Elements of Patent Infringement

Typically, any person or party which manufactures, imports, uses, sells, or offers for sale patented technology, during the term of the patent and within the country that issued the patent, is measured to infringe the patent.

The examination varies from country to country, but in general it requires that the infringing party's product (or method, service, and so on) falls within one or more of the claims of the patent. The procedure employed involves "reading" a claim onto the know-how of interest. If all of the claim's elements are found in the technology, the claim is said to "read on" the knowledge if a single element from the claim is missing from the technology, the claim does not literally read on the knowledge and the know-how does not infringe the patent with respect to that claim.

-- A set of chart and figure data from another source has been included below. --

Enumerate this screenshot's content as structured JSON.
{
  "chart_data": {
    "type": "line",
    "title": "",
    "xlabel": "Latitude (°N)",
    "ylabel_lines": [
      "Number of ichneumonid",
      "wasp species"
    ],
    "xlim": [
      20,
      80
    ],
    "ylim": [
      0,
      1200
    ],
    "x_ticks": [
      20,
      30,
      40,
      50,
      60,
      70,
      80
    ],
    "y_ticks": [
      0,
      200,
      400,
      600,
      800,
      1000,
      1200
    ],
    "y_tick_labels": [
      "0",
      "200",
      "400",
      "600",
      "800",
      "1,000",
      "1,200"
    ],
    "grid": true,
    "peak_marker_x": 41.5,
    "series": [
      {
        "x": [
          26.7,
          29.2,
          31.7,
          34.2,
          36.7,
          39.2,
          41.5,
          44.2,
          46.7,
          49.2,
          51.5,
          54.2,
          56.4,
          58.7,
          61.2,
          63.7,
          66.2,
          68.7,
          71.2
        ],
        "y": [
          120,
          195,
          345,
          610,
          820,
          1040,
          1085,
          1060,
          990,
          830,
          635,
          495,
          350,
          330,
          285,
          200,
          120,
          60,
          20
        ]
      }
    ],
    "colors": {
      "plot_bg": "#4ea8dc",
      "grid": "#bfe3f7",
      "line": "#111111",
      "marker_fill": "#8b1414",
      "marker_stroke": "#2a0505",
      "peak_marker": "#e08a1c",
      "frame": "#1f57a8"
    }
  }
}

In response to allegations of infringement, an accused infringing party will normally assert one or more of the following:

1. it was not practicing the patented invention;

2. it was not performing any infringing act in the region covered by the patent;


3. the patent has expired;

4. the patent is invalid, because the invention in question does not meet patentability or includes a formal imperfection, rendering the patent invalid or unenforceable;

5. it has obtained a certify under the patent;

6. the patent holder is infringing patent rights belonging to the accused infringing party, and the party may decide the dispute in resolution or cross-licensing.